Italy: Knox and Sollecito await court ruling over Meredith Kercher murder

After years of legal twists and turns, Italy’s highest appeals court is set to rule on Friday on whether to uphold the conviction of American Amanda Knox and her ex-boyfriend Raffaele Sollecito for the murder of British student Meredith Kercher. Both Knox, now 27, and Italian Sollecito, 30, have maintained their innocence during a process which saw them first convicted in 2009. That ruling was overturned and both were freed from jail – Knox returning to the US where she remains despite being convicted for a second time last year in a new trial ordered by the Italian legal system. Also reconvicted, Sollecito has attended the latest hearings at the Court of Cassation in Rome into Meredith Kercher’s brutal killing in 2007. The 21-year old exchange student was stabbed to death in a house she shared with Knox in Perugia in central Italy.
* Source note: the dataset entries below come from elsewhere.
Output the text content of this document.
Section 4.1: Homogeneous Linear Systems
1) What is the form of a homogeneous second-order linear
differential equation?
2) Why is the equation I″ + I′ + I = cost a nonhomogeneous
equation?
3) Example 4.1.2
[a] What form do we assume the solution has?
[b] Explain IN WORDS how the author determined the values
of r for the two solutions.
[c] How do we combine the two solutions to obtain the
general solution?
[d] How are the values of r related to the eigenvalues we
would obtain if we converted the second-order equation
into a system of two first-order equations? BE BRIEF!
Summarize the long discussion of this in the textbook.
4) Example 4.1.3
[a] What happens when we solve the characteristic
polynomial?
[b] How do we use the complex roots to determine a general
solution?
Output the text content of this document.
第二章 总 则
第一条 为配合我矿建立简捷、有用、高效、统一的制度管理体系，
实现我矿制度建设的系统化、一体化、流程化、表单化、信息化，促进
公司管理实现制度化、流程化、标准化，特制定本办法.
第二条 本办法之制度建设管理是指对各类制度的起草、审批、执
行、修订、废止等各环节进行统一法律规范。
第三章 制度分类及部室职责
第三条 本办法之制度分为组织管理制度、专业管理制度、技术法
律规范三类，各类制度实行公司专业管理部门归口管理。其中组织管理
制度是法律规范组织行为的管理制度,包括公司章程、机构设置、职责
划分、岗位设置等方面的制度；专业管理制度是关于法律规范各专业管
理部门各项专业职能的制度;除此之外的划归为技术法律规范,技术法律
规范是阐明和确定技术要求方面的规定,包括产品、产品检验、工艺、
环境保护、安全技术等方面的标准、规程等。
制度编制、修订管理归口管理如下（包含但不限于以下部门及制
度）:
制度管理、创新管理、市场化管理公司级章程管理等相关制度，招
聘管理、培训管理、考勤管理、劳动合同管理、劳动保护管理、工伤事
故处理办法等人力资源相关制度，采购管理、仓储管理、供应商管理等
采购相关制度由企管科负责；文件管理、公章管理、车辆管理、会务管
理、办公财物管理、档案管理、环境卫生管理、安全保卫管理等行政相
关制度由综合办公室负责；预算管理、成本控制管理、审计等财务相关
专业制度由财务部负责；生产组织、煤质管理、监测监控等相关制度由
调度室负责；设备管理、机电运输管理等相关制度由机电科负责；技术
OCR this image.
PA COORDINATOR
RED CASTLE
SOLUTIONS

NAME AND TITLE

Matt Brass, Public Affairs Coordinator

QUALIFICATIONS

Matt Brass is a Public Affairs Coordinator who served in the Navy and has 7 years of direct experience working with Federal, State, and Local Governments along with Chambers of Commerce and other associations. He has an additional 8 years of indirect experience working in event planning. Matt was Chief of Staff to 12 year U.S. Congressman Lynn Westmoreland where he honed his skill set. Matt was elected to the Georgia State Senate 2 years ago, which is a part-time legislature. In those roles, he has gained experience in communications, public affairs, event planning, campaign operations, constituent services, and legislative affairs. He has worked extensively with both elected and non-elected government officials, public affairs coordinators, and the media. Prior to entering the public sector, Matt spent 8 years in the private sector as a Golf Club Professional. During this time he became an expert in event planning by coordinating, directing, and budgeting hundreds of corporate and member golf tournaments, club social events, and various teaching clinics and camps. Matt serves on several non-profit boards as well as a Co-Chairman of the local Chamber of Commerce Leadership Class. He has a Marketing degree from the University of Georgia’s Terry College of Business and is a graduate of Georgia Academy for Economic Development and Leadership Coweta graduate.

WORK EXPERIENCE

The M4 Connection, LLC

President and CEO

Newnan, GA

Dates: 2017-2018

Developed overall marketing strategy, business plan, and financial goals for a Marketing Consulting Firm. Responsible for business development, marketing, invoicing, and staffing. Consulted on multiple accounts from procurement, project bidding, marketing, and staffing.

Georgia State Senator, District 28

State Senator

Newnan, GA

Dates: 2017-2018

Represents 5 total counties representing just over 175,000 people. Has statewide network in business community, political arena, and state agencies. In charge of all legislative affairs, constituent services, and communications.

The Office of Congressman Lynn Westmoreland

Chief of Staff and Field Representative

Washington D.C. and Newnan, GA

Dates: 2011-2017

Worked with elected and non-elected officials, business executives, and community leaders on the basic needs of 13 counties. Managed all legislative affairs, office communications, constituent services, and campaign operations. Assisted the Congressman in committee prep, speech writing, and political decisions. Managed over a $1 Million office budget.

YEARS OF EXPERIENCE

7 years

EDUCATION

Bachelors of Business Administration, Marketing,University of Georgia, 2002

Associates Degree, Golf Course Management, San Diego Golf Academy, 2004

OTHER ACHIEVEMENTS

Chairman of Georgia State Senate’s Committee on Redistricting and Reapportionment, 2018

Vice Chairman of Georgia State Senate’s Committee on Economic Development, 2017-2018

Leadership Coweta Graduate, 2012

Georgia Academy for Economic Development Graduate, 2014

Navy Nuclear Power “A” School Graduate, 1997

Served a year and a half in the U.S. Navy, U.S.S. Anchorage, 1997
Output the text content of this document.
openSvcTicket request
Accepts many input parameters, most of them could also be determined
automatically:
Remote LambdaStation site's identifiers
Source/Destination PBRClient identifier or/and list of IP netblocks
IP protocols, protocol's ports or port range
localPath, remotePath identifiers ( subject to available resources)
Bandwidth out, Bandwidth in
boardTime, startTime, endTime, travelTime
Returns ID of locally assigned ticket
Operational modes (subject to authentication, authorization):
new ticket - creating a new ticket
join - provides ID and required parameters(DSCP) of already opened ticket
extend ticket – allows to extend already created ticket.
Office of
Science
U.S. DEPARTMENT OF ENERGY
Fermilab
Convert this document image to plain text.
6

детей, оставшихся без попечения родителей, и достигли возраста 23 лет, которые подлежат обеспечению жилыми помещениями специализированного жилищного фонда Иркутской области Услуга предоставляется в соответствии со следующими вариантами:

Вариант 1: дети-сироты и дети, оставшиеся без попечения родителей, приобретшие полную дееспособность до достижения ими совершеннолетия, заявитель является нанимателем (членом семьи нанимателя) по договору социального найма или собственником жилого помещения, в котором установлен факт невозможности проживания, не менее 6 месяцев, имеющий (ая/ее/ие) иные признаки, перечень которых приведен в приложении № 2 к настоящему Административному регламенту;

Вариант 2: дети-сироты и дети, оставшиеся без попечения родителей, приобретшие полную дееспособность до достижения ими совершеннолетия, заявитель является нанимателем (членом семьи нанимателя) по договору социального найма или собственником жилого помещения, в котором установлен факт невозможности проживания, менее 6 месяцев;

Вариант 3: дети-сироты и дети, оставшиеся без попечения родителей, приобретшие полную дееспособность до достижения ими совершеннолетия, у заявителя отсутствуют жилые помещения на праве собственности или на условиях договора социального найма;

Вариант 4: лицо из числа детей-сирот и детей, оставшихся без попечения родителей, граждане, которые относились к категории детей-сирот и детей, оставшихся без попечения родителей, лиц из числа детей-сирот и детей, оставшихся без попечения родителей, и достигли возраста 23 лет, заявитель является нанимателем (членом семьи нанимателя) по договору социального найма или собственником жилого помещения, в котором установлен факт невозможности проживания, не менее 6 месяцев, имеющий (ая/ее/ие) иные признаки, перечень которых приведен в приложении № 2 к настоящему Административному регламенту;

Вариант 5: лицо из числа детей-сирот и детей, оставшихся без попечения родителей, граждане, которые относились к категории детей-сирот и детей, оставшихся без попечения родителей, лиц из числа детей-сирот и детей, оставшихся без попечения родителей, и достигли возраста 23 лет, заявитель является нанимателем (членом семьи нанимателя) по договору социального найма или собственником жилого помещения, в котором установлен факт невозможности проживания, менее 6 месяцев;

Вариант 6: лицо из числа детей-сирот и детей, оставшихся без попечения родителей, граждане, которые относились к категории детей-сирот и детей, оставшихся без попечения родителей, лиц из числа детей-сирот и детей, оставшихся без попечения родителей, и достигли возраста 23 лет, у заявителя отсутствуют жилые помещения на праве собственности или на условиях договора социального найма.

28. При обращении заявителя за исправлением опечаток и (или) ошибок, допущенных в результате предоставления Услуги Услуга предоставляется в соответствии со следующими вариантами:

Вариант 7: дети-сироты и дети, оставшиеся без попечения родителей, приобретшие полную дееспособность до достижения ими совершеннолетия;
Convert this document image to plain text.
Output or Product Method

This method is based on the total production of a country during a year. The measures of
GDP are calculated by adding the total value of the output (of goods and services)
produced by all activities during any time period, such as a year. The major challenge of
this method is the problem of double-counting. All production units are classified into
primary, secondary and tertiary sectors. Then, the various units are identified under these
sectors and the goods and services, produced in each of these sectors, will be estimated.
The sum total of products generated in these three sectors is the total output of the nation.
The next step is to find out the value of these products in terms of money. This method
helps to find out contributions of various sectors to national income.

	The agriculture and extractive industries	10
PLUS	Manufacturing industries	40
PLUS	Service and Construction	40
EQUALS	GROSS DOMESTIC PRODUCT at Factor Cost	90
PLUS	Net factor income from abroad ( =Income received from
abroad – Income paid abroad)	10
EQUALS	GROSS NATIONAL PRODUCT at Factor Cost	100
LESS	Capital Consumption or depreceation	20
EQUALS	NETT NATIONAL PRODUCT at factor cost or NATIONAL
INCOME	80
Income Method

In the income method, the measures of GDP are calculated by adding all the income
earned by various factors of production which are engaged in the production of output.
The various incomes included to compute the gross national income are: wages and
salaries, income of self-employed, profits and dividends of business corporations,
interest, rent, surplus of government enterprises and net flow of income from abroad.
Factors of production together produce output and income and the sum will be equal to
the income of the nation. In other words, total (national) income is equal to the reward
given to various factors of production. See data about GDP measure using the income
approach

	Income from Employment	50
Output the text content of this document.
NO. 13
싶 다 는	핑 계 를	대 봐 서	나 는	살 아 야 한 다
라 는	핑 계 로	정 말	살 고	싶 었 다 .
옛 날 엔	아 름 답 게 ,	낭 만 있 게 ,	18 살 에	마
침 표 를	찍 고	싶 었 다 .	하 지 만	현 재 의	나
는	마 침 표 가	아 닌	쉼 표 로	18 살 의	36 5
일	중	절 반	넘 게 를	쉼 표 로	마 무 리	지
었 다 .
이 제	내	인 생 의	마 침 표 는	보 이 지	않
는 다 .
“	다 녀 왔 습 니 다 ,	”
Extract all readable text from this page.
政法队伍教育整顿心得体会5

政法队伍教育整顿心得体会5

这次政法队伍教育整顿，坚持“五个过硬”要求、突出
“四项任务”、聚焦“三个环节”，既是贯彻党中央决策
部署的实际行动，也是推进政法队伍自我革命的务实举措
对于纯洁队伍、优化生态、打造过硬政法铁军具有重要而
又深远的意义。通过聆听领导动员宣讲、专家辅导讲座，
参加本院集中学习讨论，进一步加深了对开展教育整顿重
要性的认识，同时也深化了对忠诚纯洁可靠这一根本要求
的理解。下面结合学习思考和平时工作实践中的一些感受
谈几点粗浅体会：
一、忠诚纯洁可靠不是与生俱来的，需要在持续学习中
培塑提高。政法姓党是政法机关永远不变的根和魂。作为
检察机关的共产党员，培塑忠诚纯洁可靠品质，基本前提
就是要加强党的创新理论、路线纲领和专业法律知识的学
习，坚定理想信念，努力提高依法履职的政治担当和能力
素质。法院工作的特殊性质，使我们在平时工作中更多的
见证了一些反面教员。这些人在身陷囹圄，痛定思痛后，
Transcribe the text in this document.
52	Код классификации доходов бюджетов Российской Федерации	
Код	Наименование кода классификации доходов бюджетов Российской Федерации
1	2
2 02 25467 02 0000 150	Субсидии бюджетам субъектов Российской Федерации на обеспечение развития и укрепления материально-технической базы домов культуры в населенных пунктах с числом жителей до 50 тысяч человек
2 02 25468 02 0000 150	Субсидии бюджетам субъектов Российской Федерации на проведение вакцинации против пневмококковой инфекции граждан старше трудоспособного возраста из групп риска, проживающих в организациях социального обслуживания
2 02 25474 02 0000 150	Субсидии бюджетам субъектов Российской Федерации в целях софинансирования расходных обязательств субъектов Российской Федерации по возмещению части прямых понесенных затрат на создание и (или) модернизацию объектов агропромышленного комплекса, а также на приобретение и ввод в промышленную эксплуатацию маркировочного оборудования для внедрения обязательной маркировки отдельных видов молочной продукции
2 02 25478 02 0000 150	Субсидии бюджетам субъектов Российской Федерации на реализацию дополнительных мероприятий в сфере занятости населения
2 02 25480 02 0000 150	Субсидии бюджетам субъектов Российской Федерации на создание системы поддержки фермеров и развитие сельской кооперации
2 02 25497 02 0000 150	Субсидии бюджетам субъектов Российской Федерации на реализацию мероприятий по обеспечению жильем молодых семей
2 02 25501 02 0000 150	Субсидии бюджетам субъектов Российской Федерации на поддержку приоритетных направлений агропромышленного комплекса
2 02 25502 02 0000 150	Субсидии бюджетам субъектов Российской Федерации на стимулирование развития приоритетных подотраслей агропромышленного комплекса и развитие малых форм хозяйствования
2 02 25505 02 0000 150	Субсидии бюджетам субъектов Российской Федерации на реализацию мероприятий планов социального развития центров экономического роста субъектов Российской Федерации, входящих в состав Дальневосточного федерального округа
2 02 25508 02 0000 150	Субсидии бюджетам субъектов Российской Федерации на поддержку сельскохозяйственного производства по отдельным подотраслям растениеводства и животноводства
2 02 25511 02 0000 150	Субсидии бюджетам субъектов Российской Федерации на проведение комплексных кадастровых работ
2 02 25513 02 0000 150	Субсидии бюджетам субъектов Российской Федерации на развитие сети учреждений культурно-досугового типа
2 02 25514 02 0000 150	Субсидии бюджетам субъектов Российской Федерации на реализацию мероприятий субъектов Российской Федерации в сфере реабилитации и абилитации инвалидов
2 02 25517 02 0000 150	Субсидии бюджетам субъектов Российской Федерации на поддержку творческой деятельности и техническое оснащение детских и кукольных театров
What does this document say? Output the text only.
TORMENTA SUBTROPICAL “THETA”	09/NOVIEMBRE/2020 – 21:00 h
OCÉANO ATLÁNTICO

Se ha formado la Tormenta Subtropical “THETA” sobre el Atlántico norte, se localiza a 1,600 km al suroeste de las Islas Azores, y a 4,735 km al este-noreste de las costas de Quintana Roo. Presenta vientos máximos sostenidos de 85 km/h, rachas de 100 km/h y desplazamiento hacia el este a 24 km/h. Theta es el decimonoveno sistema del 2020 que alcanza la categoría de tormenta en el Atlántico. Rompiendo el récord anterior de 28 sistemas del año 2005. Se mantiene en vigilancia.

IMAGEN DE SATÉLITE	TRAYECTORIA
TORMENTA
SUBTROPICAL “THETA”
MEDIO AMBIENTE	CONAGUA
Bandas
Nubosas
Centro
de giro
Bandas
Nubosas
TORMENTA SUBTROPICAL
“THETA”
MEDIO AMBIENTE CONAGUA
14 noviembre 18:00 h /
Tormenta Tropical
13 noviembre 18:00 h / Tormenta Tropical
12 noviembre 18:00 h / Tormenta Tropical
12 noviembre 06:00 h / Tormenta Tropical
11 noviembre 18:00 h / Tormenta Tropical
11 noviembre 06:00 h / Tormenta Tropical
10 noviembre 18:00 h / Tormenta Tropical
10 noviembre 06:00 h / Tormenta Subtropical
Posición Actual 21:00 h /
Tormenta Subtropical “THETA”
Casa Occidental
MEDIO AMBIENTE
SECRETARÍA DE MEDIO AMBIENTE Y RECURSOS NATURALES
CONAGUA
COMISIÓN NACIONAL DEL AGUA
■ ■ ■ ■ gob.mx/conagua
The case has inspired books and films and riveted media attention for almost eight years. The Kercher family’s lawyer Francesco Maresca has said in court that he had represented them in the case multiple times and hoped this would be the last. The court might, however, overturn the conviction and then order yet another trial. It could also acquit the two – but legal experts said that option was unlikely. If the verdict is upheld and the sentence confirmed, Sollecito faces more than 24 years behind bars and Knox 28 years. Sollecito, whose passport has been withdrawn, could be arrested. Italy could then formally ask the United States to extradite Knox to serve her sentence. Washington has refused to send military personnel to serve sentences in Italy in the past, but sparing a private citizen from extradition would be an “anomaly”, Pier Luigi Petrillo, Professor of Comparative Law at Rome’s LUISS university, said. “If an American citizen has been found guilty of a crime and in particular a serious crime such as murder on Italian soil, there is an obligation by the United States to extradite the American citizen,” Petrillo said. Knox, who did not attend last year’s trial, has vowed to fight the conviction and said she would not willingly return to Italy. Ivory Coast-born Rudy Guede is serving a 16-year jail sentence for the crime after a separate trial. Judges ruled he did not act alone.